Targeting the gut microbiome to fight heart disease
A compound found in red wine, resveratrol, reduces the risk of heart disease by changing the gut microbiome, according to a new study by researchers from China. The study is published in mBio, an open-access journal published by the American Society for Microbiology.
"Our results offer new insights into the mechanisms responsible for resveratrol's anti-atherosclerosis effects and indicate that gut microbiota may become an interesting target for pharmacological or dietary interventions to decrease the risk of developing cardiovascular diseases," said Man-tian Mi, PhD, principal investigator of the study and a researcher at the Research Center for Nutrition and Food Safety, Institute of Military Preventive Medicine, Third Military Medical University, Chongqing, China.
Cardiovascular disease remains the leading cause of death in industrialized societies including the United States, and the incidence is growing in developing countries. In recent years, researchers have learned that the gut microbiome plays a role in the build up of plaque inside arteries, otherwise known as atherosclerosis. Resveratrol, a polyphenol found in red wine, is thought to have antioxidant properties that protect against conditions such as heart disease. Just how resveratrol, a plant compound, does this, however, is unclear.
In the new study, researchers conducted a number of experiments in mice to determine whether the protective effect of resveratrol against atherosclerosis was related to changes in the gut microbiome. They found that resveratrol reduces levels of trimethylamine-N-oxide (TMAO), a known contributor to the development of atherosclerosis. They also found that resveratrol inhibits TMA production by gut bacteria; TMA is necessary for the production of TMAO.
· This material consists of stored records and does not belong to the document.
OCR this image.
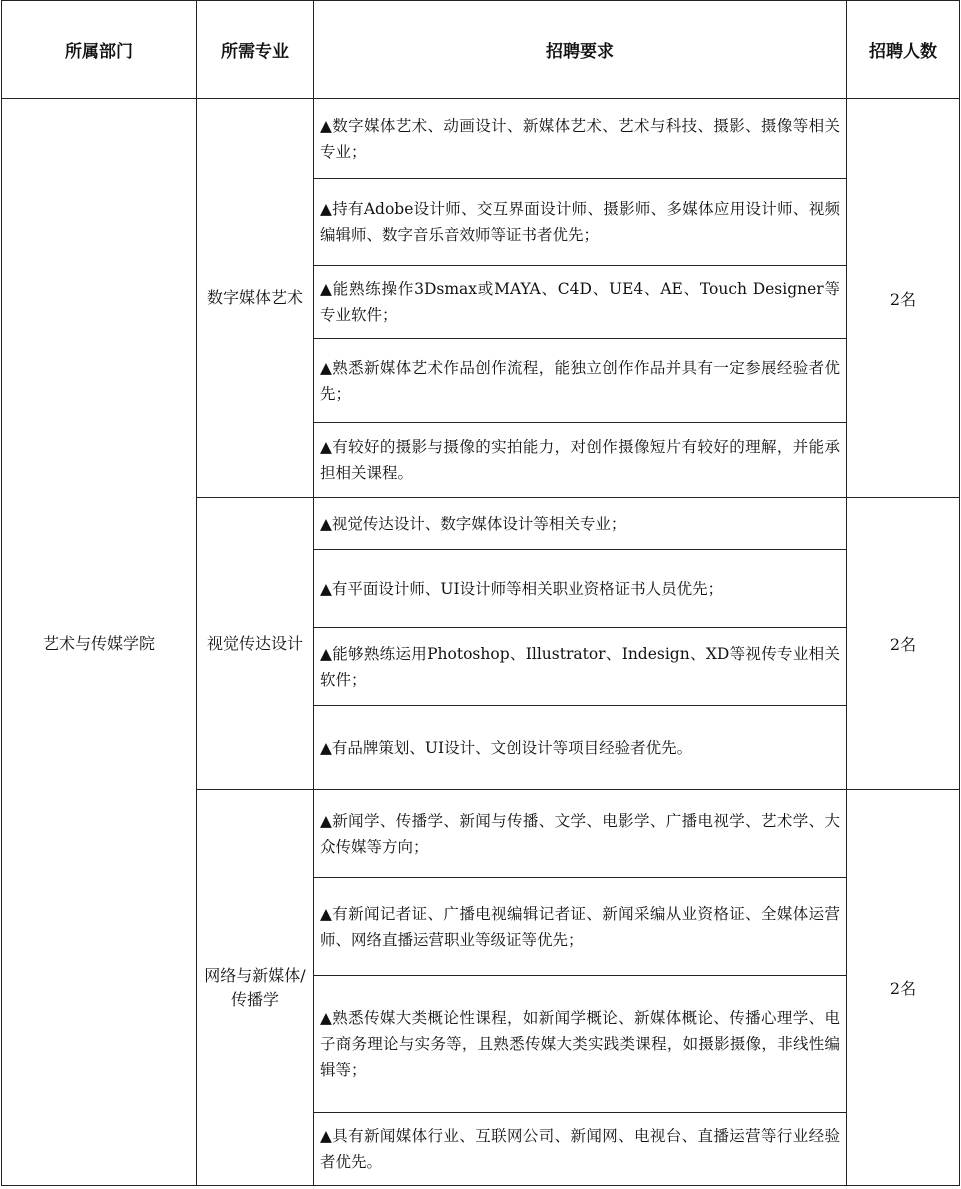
所属部门	所需专业	招聘要求	招聘人数
艺术与传媒学院	数字媒体艺术	▲数字媒体艺术、动画设计、新媒体艺术、艺术与科技、摄影、摄像等相关专业；	2名
		▲持有Adobe设计师、交互界面设计师、摄影师、多媒体应用设计师、视频编辑师、数字音乐音效师等证书者优先；	
		▲能熟练操作3Dsmax或MAYA、C4D、UE4、AE、Touch Designer等专业软件；	
		▲熟悉新媒体艺术作品创作流程，能独立创作作品并具有一定参展经验者优先；	
		▲有较好的摄影与摄像的实拍能力，对创作摄像短片有较好的理解，并能承担相关课程。	
	视觉传达设计	▲视觉传达设计、数字媒体设计等相关专业；	2名
		▲有平面设计师、UI设计师等相关职业资格证书人员优先；	
		▲能够熟练运用Photoshop、Illustrator、Indesign、XD等视传专业相关软件；	
		▲有品牌策划、UI设计、文创设计等项目经验者优先。	
	网络与新媒体/传播学	▲新闻学、传播学、新闻与传播、文学、电影学、广播电视学、艺术学、大众传媒等方向；	2名
		▲有新闻记者证、广播电视编辑记者证、新闻采编从业资格证、全媒体运营师、网络直播运营职业等级证等优先；	
		▲熟悉传媒大类概论性课程，如新闻学概论、新媒体概论、传播心理学、电子商务理论与实务等，且熟悉传媒大类实践类课程，如摄影摄像，非线性编辑等；	
		▲具有新闻媒体行业、互联网公司、新闻网、电视台、直播运营等行业经验者优先。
"In our current study, we found that resveratrol can remodel the gut microbiota including increasing the Bacteroidetes-to-Firmicutes ratios, significantly inhibiting the growth of Prevotella, and increasing the relative abundance of Bacteroides, Lactobacillus, Bifidobacterium, and Akkermansia in mice," said Dr. Mi. "Resveratrol reduces TMAO levels by inhibiting the gut microbial TMA formation via remodeling gut microbiota."
According to Dr. Mi, the results suggest that a natural polyphenol without any side effects could be used as a treatment for cardiovascular disease. The researchers next steps are to further define the role of resveratrol in cardiovascular disease and replicate their findings in humans.